Jacques Tourneur, de regisseur van Night of the Demon (voor de Amerikaanse markt omgedoopt tot Curse of the Demon), wilde eigenlijk helemaal geen monster laten zien; alleen een wolk en de suggestie van ‘een aanwezigheid’. Zie de briljante achtervolgingsscène in het bos in de trailer (en de film daaronder). Maar de Amerikaanse distributeur wilde een monster en zo kwam de griezel – oorspronkelijk goed voor een paar seconden in de finale – al in de opening van de film terecht. Het maakt Night of the Demon niet minder klassiek.

Het is wellicht de beste griezelfilm uit het zwart-wittijdperk van Hammer. Het is ook horror in de klassieke zin. Het bovennatuurlijke staat centraal, in de traditie van de gothic novel en de twintigste-eeuwse Amerikaanse pulpauteur H.P. Lovecraft. De film is een variant op de strijd tussen rede en bijgeloof. Wat Night of the Demon naar de status van klassieker tilt: de scepticus (de wetenschapper) gaat twijfelen aan zijn redelijkheid. En die briljante scène in het nachtelijke bos, uiteraard.

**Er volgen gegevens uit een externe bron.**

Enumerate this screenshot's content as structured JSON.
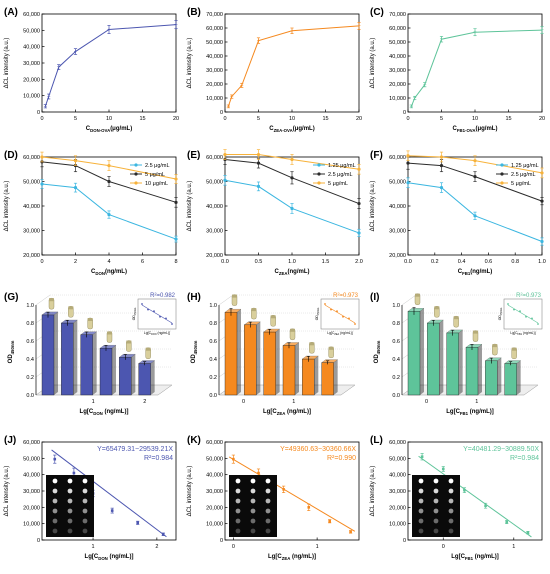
{
  "chart_data": [
    {
      "id": "A",
      "panel_label": "(A)",
      "type": "line",
      "color": "#4c56b0",
      "xlabel": "C",
      "xlabel_sub": "DON-OVA",
      "xlabel_unit": "(μg/mL)",
      "ylabel": "ΔCL intensity (a.u.)",
      "xlim": [
        0,
        20
      ],
      "ylim": [
        0,
        60000
      ],
      "xticks": [
        "0",
        "5",
        "10",
        "15",
        "20"
      ],
      "yticks": [
        "0",
        "10,000",
        "20,000",
        "30,000",
        "40,000",
        "50,000",
        "60,000"
      ],
      "x": [
        0.5,
        1,
        2.5,
        5,
        10,
        20
      ],
      "y": [
        3500,
        9500,
        27500,
        37000,
        50500,
        53500
      ],
      "err": [
        1000,
        1500,
        1500,
        1800,
        2500,
        2500
      ]
    },
    {
      "id": "B",
      "panel_label": "(B)",
      "type": "line",
      "color": "#f5891f",
      "xlabel": "C",
      "xlabel_sub": "ZEA-OVA",
      "xlabel_unit": "(μg/mL)",
      "ylabel": "ΔCL intensity (a.u.)",
      "xlim": [
        0,
        20
      ],
      "ylim": [
        0,
        70000
      ],
      "xticks": [
        "0",
        "5",
        "10",
        "15",
        "20"
      ],
      "yticks": [
        "0",
        "10,000",
        "20,000",
        "30,000",
        "40,000",
        "50,000",
        "60,000",
        "70,000"
      ],
      "x": [
        0.5,
        1,
        2.5,
        5,
        10,
        20
      ],
      "y": [
        4000,
        11000,
        19000,
        51000,
        58000,
        61500
      ],
      "err": [
        1000,
        1200,
        1500,
        2000,
        2000,
        2500
      ]
    },
    {
      "id": "C",
      "panel_label": "(C)",
      "type": "line",
      "color": "#5ec49a",
      "xlabel": "C",
      "xlabel_sub": "FB1-OVA",
      "xlabel_unit": "(μg/mL)",
      "ylabel": "ΔCL intensity (a.u.)",
      "xlim": [
        0,
        20
      ],
      "ylim": [
        0,
        70000
      ],
      "xticks": [
        "0",
        "5",
        "10",
        "15",
        "20"
      ],
      "yticks": [
        "0",
        "10,000",
        "20,000",
        "30,000",
        "40,000",
        "50,000",
        "60,000",
        "70,000"
      ],
      "x": [
        0.5,
        1,
        2.5,
        5,
        10,
        20
      ],
      "y": [
        4000,
        10000,
        19500,
        52000,
        57000,
        58500
      ],
      "err": [
        1000,
        1200,
        1500,
        2000,
        2500,
        2500
      ]
    },
    {
      "id": "D",
      "panel_label": "(D)",
      "type": "line",
      "xlabel": "C",
      "xlabel_sub": "DON",
      "xlabel_unit": "(ng/mL)",
      "ylabel": "ΔCL intensity (a.u.)",
      "xlim": [
        0,
        8
      ],
      "ylim": [
        20000,
        60000
      ],
      "xticks": [
        "0",
        "2",
        "4",
        "6",
        "8"
      ],
      "yticks": [
        "20,000",
        "30,000",
        "40,000",
        "50,000",
        "60,000"
      ],
      "legend_position": "top-right",
      "x": [
        0,
        2,
        4,
        8
      ],
      "series": [
        {
          "name": "2.5 μg/mL",
          "color": "#3bb6e0",
          "values": [
            49000,
            47500,
            36500,
            26500
          ],
          "err": [
            1800,
            1800,
            1500,
            1200
          ]
        },
        {
          "name": "5 μg/mL",
          "color": "#2b2b2b",
          "values": [
            58000,
            56500,
            50000,
            41500
          ],
          "err": [
            2000,
            2500,
            2000,
            2000
          ]
        },
        {
          "name": "10 μg/mL",
          "color": "#f7b23a",
          "values": [
            60000,
            58500,
            56500,
            51000
          ],
          "err": [
            2000,
            2000,
            2000,
            1800
          ]
        }
      ]
    },
    {
      "id": "E",
      "panel_label": "(E)",
      "type": "line",
      "xlabel": "C",
      "xlabel_sub": "ZEA",
      "xlabel_unit": "(ng/mL)",
      "ylabel": "ΔCL intensity (a.u.)",
      "xlim": [
        0,
        2.0
      ],
      "ylim": [
        20000,
        60000
      ],
      "xticks": [
        "0.0",
        "0.5",
        "1.0",
        "1.5",
        "2.0"
      ],
      "yticks": [
        "20,000",
        "30,000",
        "40,000",
        "50,000",
        "60,000"
      ],
      "legend_position": "top-right",
      "x": [
        0,
        0.5,
        1,
        2
      ],
      "series": [
        {
          "name": "1.25 μg/mL",
          "color": "#3bb6e0",
          "values": [
            50500,
            48000,
            39000,
            29000
          ],
          "err": [
            2000,
            1800,
            2000,
            1500
          ]
        },
        {
          "name": "2.5 μg/mL",
          "color": "#2b2b2b",
          "values": [
            59000,
            57500,
            51500,
            41000
          ],
          "err": [
            2000,
            2000,
            2500,
            2000
          ]
        },
        {
          "name": "5 μg/mL",
          "color": "#f7b23a",
          "values": [
            61000,
            61000,
            59000,
            55000
          ],
          "err": [
            2000,
            2000,
            2000,
            2000
          ]
        }
      ]
    },
    {
      "id": "F",
      "panel_label": "(F)",
      "type": "line",
      "xlabel": "C",
      "xlabel_sub": "FB1",
      "xlabel_unit": "(ng/mL)",
      "ylabel": "ΔCL intensity (a.u.)",
      "xlim": [
        0,
        1.0
      ],
      "ylim": [
        20000,
        60000
      ],
      "xticks": [
        "0.0",
        "0.2",
        "0.4",
        "0.6",
        "0.8",
        "1.0"
      ],
      "yticks": [
        "20,000",
        "30,000",
        "40,000",
        "50,000",
        "60,000"
      ],
      "legend_position": "top-right",
      "x": [
        0,
        0.25,
        0.5,
        1
      ],
      "series": [
        {
          "name": "1.25 μg/mL",
          "color": "#3bb6e0",
          "values": [
            49500,
            47500,
            36000,
            25500
          ],
          "err": [
            2000,
            2000,
            1500,
            1500
          ]
        },
        {
          "name": "2.5 μg/mL",
          "color": "#2b2b2b",
          "values": [
            57500,
            56500,
            52000,
            42000
          ],
          "err": [
            2500,
            2500,
            2000,
            1500
          ]
        },
        {
          "name": "5 μg/mL",
          "color": "#f7b23a",
          "values": [
            60500,
            60000,
            58500,
            53500
          ],
          "err": [
            2000,
            2000,
            2000,
            2000
          ]
        }
      ]
    },
    {
      "id": "G",
      "panel_label": "(G)",
      "type": "bar",
      "color": "#4c56b0",
      "xlabel": "Lg[C",
      "xlabel_sub": "DON",
      "xlabel_unit": " (ng/mL)]",
      "ylabel": "OD",
      "ylabel_sub": "450nm",
      "ylim": [
        0,
        1.0
      ],
      "yticks": [
        "0.0",
        "0.2",
        "0.4",
        "0.6",
        "0.8",
        "1.0"
      ],
      "xticks": [
        "1",
        "2"
      ],
      "values": [
        0.89,
        0.8,
        0.67,
        0.52,
        0.42,
        0.35
      ],
      "err": [
        0.03,
        0.03,
        0.03,
        0.03,
        0.03,
        0.02
      ],
      "inset": {
        "r2_label": "R²=0.982",
        "ylabel": "OD",
        "ylabel_sub": "450nm",
        "xlabel": "Lg[C",
        "xlabel_sub": "DON",
        "xlabel_unit": " (ng/mL)]"
      }
    },
    {
      "id": "H",
      "panel_label": "(H)",
      "type": "bar",
      "color": "#f5891f",
      "xlabel": "Lg[C",
      "xlabel_sub": "ZEA",
      "xlabel_unit": " (ng/mL)]",
      "ylabel": "OD",
      "ylabel_sub": "450nm",
      "ylim": [
        0,
        1.0
      ],
      "yticks": [
        "0.0",
        "0.2",
        "0.4",
        "0.6",
        "0.8",
        "1.0"
      ],
      "xticks": [
        "0",
        "1"
      ],
      "values": [
        0.92,
        0.78,
        0.7,
        0.55,
        0.4,
        0.36
      ],
      "err": [
        0.04,
        0.03,
        0.03,
        0.03,
        0.03,
        0.02
      ],
      "inset": {
        "r2_label": "R²=0.973",
        "ylabel": "OD",
        "ylabel_sub": "450nm",
        "xlabel": "Lg[C",
        "xlabel_sub": "ZEA",
        "xlabel_unit": " (ng/mL)]"
      }
    },
    {
      "id": "I",
      "panel_label": "(I)",
      "type": "bar",
      "color": "#5ec49a",
      "xlabel": "Lg[C",
      "xlabel_sub": "FB1",
      "xlabel_unit": " (ng/mL)]",
      "ylabel": "OD",
      "ylabel_sub": "450nm",
      "ylim": [
        0,
        1.0
      ],
      "yticks": [
        "0.0",
        "0.2",
        "0.4",
        "0.6",
        "0.8",
        "1.0"
      ],
      "xticks": [
        "0",
        "1"
      ],
      "values": [
        0.93,
        0.8,
        0.69,
        0.53,
        0.38,
        0.35
      ],
      "err": [
        0.04,
        0.03,
        0.03,
        0.03,
        0.03,
        0.02
      ],
      "inset": {
        "r2_label": "R²=0.973",
        "ylabel": "OD",
        "ylabel_sub": "450nm",
        "xlabel": "Lg[C",
        "xlabel_sub": "FB1",
        "xlabel_unit": " (ng/mL)]"
      }
    },
    {
      "id": "J",
      "panel_label": "(J)",
      "type": "scatter",
      "color": "#4c56b0",
      "xlabel": "Lg[C",
      "xlabel_sub": "DON",
      "xlabel_unit": " (ng/mL)]",
      "ylabel": "ΔCL intensity (a.u.)",
      "xlim": [
        0.2,
        2.3
      ],
      "ylim": [
        0,
        60000
      ],
      "xticks": [
        "1",
        "2"
      ],
      "xtick_values": [
        1,
        2
      ],
      "yticks": [
        "0",
        "10,000",
        "20,000",
        "30,000",
        "40,000",
        "50,000",
        "60,000"
      ],
      "x": [
        0.4,
        0.7,
        1.0,
        1.3,
        1.7,
        2.1
      ],
      "y": [
        49500,
        41000,
        28500,
        18000,
        10500,
        3500
      ],
      "err": [
        2500,
        3000,
        2000,
        1500,
        1000,
        800
      ],
      "fit": [
        65479.31,
        -29539.21
      ],
      "equation": "Y=65479.31−29539.21X",
      "r2_label": "R²=0.984"
    },
    {
      "id": "K",
      "panel_label": "(K)",
      "type": "scatter",
      "color": "#f5891f",
      "xlabel": "Lg[C",
      "xlabel_sub": "ZEA",
      "xlabel_unit": " (ng/mL)]",
      "ylabel": "ΔCL intensity (a.u.)",
      "xlim": [
        -0.1,
        1.5
      ],
      "ylim": [
        0,
        60000
      ],
      "xticks": [
        "0",
        "1"
      ],
      "xtick_values": [
        0,
        1
      ],
      "yticks": [
        "0",
        "10,000",
        "20,000",
        "30,000",
        "40,000",
        "50,000",
        "60,000"
      ],
      "x": [
        0.0,
        0.3,
        0.6,
        0.9,
        1.15,
        1.4
      ],
      "y": [
        49500,
        41000,
        31000,
        20000,
        11500,
        5000
      ],
      "err": [
        2500,
        2500,
        2000,
        2000,
        1000,
        800
      ],
      "fit": [
        49360.63,
        -30360.66
      ],
      "equation": "Y=49360.63−30360.66X",
      "r2_label": "R²=0.990"
    },
    {
      "id": "L",
      "panel_label": "(L)",
      "type": "scatter",
      "color": "#5ec49a",
      "xlabel": "Lg[C",
      "xlabel_sub": "FB1",
      "xlabel_unit": " (ng/mL)]",
      "ylabel": "ΔCL intensity (a.u.)",
      "xlim": [
        -0.5,
        1.4
      ],
      "ylim": [
        0,
        60000
      ],
      "xticks": [
        "0",
        "1"
      ],
      "xtick_values": [
        0,
        1
      ],
      "yticks": [
        "0",
        "10,000",
        "20,000",
        "30,000",
        "40,000",
        "50,000",
        "60,000"
      ],
      "x": [
        -0.3,
        0.0,
        0.3,
        0.6,
        0.9,
        1.2
      ],
      "y": [
        51000,
        43500,
        30500,
        21000,
        11000,
        4500
      ],
      "err": [
        2000,
        1500,
        1500,
        1500,
        1000,
        800
      ],
      "fit": [
        40481.29,
        -30889.5
      ],
      "equation": "Y=40481.29−30889.50X",
      "r2_label": "R²=0.984"
    }
  ]
}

De Amerikaanse psycholoog John Holden, in Londen voor een vakconferentie, raakt geïnteresseerd in de omstandigheden waaronder een Engelse collega om het leven is gekomen. Is er sprake van een sekte van duivelsaanbidders? Van een vloek? Is de psycholoog het volgende slachtoffer?

Jacques Tourneur maakte in de jaren veertig voor Hollywood de griezelklassieker Cat People, de eerste horrorfilm die het moet hebben van suggestie en psychologie, niet van groteske karakters of grand guignol effecten . Diezelfde aanpak typeert Night of the Demon, met – nogmaals – die briljante bosscène als beste voorbeeld. Tourneur toont het monster niet, maar suggereert het op filmisch onovertroffen wijze. Let ook op de geluidseffecten.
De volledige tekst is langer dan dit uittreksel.